Katherine Sally Feeney, the daughter of amateur ballroom dancing parents, was born on May 28, 1928. Her father, Michael Feeney, a U.S. Navy career man moved his family to various naval bases, finally settling in San Diego where little Sally was born and began dance classes with Marguerite Ellicott at the age of 12.
“Miss Ellicott taught a wide variety of disciplines from ballet to ballroom in this beautiful hall that at night turned into a ballroom open to the public. During my last year in high school, Bud Melcher, the man who booked the bands for the ballroom, thought I should try my luck in Hollywood. So he and his wife, Bobbie, took me to audition at the casting offices of the major studios. MGM offered to put me under contract as a dancer.” (Classic Images, Spring 2000, “Stepping Out of the Chorus in a Big Way.”)

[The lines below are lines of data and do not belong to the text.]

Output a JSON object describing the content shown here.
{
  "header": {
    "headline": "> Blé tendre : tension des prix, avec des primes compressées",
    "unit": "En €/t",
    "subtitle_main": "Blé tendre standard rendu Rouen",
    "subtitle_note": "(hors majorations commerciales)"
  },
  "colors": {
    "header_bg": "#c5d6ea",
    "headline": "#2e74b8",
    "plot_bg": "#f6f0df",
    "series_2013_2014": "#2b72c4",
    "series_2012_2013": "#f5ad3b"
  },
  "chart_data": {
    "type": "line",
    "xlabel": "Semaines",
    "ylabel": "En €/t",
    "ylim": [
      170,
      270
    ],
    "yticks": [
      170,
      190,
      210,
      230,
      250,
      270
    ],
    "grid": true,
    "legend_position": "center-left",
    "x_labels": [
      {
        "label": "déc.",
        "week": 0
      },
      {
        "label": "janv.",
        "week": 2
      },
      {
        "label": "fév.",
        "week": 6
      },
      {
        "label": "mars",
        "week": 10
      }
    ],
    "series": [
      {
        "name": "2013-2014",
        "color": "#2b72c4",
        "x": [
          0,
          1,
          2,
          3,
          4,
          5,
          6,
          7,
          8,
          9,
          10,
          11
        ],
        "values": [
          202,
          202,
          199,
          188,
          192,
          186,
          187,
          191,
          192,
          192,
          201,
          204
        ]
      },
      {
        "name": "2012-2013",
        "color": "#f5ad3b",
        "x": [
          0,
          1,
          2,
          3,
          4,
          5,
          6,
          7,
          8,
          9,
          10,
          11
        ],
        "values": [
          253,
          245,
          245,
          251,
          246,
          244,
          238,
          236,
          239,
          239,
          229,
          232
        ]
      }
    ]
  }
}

The 5′ 3″ redheaded seventeen year-old graduated from high school, moved with her family to Hollywood and began at MGM as a member of their dancing ensemble in 1945. From 1945-’48 she danced in the ensemble of Till the Clouds Roll By, Unfinished Dance, Fiesta, The Kissing Bandit, The Pirate, The Barkleys of Broadway, In the Good Old Summertime and Take Me Out to the Ballgame. Robert Alton, one of the contract choreographers at MGM, noticed her talent and she began assisting him as well as coaching such stars as Ricardo Montalban (for his dance with Ann Miller and Cyd Charisse in The Kissing Bandit). “Alton would play a key role in Sally’s early career as a chorus dancer and later in her television and nightclub career as a star performer.” (Classic Images). In 1948 when MGM’s profits dipped, her contract was ended.
While assisting choreographer Larry Ceballos at Columbia Studios and coaching actor Anthony Dexter in the tango for his title role in Valentino, one afternoon, after rehearsal, she met agent Milo Frank. At first, he was only interested in her potential as a screen actress and sent her a telegram offering to represent her. His interests soon became romantic, they began to date and Frank convinced her to change her name to “Sally Forrest.”

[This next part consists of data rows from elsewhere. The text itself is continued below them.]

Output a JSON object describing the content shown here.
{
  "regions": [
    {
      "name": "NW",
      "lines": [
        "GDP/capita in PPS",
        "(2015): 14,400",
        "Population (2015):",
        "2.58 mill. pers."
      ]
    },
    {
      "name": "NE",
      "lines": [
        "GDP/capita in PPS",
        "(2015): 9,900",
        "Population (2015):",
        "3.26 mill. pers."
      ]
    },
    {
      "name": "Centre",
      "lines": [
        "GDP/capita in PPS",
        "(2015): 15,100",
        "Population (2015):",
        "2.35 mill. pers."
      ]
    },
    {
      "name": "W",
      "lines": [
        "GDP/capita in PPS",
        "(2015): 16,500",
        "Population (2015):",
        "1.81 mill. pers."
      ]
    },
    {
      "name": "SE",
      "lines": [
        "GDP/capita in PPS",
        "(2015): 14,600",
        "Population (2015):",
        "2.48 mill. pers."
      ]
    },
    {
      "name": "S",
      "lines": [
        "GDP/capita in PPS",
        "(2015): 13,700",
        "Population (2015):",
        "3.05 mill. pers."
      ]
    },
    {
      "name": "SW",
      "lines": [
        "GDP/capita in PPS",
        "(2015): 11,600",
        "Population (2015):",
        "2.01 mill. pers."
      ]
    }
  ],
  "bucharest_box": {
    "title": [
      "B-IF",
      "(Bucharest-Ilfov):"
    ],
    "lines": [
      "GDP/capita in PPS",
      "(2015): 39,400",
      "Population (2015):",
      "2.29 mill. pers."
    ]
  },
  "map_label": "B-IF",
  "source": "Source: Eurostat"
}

Her first acting role was in The Daring Miss Jones, a low-budget exploitation film, but in her next film, Not Wanted, actress-turned-director Ida Lupino cast her in a small but important role. Sally then co-starred in Lupino’s next film, The Young Lovers (aka Never Fear, in which she danced in her role as a polio-afflicted dancer) followed by Hard, Fast and Beautiful and Bannerline. Marrying Frank in August, 1951, Sally returned under contract to MGM, this time as a leading actress. After non-musical roles in The Strange Door, Mystery Street and Vengeance Valley, she got to use her dancing talents in Excuse My Dust, opposite Red Skelton and The Strip with Mickey Rooney (both released in 1951). When her husband took an executive job with CBS in 1952, she relocated with him to New York. There, she did stock, NY-based TV series and appeared on Broadway in The Seven Year Itch. Donald O’ Connor requested her to star opposite him in Call Me Madam at 20th Century-Fox, but the Broadway producers refused to release her and the role went to Vera-Ellen. In the mid ’50s, she and her husband moved back to Los Angeles, where she continued making films: Code Two, While the City Sleeps with her final feature film appearance being Ride the High Iron in 1957.

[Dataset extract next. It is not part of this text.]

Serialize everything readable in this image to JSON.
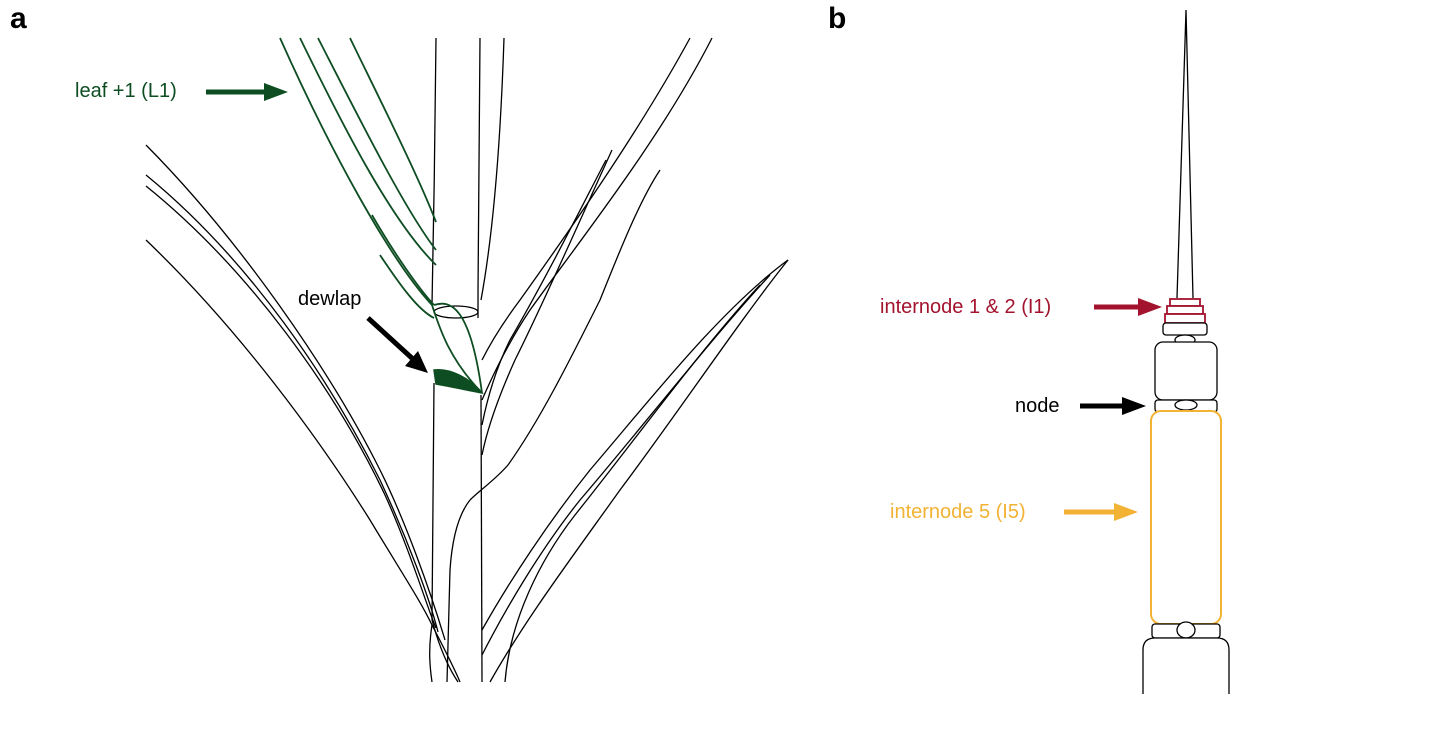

Soon after Forrest’s participation in “Ford Star Jubilee: A Tribute to Cole Porter,” in 1956, in which she danced with George Chakiris, mentor Robert Alton created a live version of the show in Las Vegas. He then created a nightclub act for the team which was originally booked for two weeks in 1960 at the Last Frontier Hotel in Las Vegas, but stretched into a record-breaking 14 weeks. Other song-and-dance musical stage appearances include Damn Yankees in Vancouver , B.C. and in 1974, she starred in No, No, Nanette at San Diego’s Starlight Theatre.
From 1951-59, she guest-starred on multiple dramatic television shows (“Studio One,” “Climax!,” ”Ford Television Theater,” etc.) with song and dance appearances on “The Dinah Shore Chevy Show,” primarily putting all of her energies into supporting her husband and his work. She was quoted in 1992 (Who’s Who in Hollywood): “I still take dancing lessons every day, because I enjoy it-and also something one has done all her life is hard to drop.” Her husband died in 2004 but Sally remains as one of the internet’s most popular pin-up girl. It is her dancing that needs to seen and honored.
Larry Billman is author of “Film Choreographers and Dance Directors.”
Thank you, Larry, for sharing your writing, your knowledge and your caring for Hollywood dance history. Up next, your essay on Mark Platt. Cheers, Debra Levine
Thanks for being here and giving “attention” when “attention” is due! My work as a film dance historian has meaning when someone like you posts it here on artsmeme. When I began writing “Film Choreographers and Dance Directors,” I realized that all those people dreamed, existed, struggled, succeeded and sometimes failed. The fact that their work (dancers and choregraphers) exists, my job was to document them, not to judge or rate them. It is all good and is our dance-on-film history.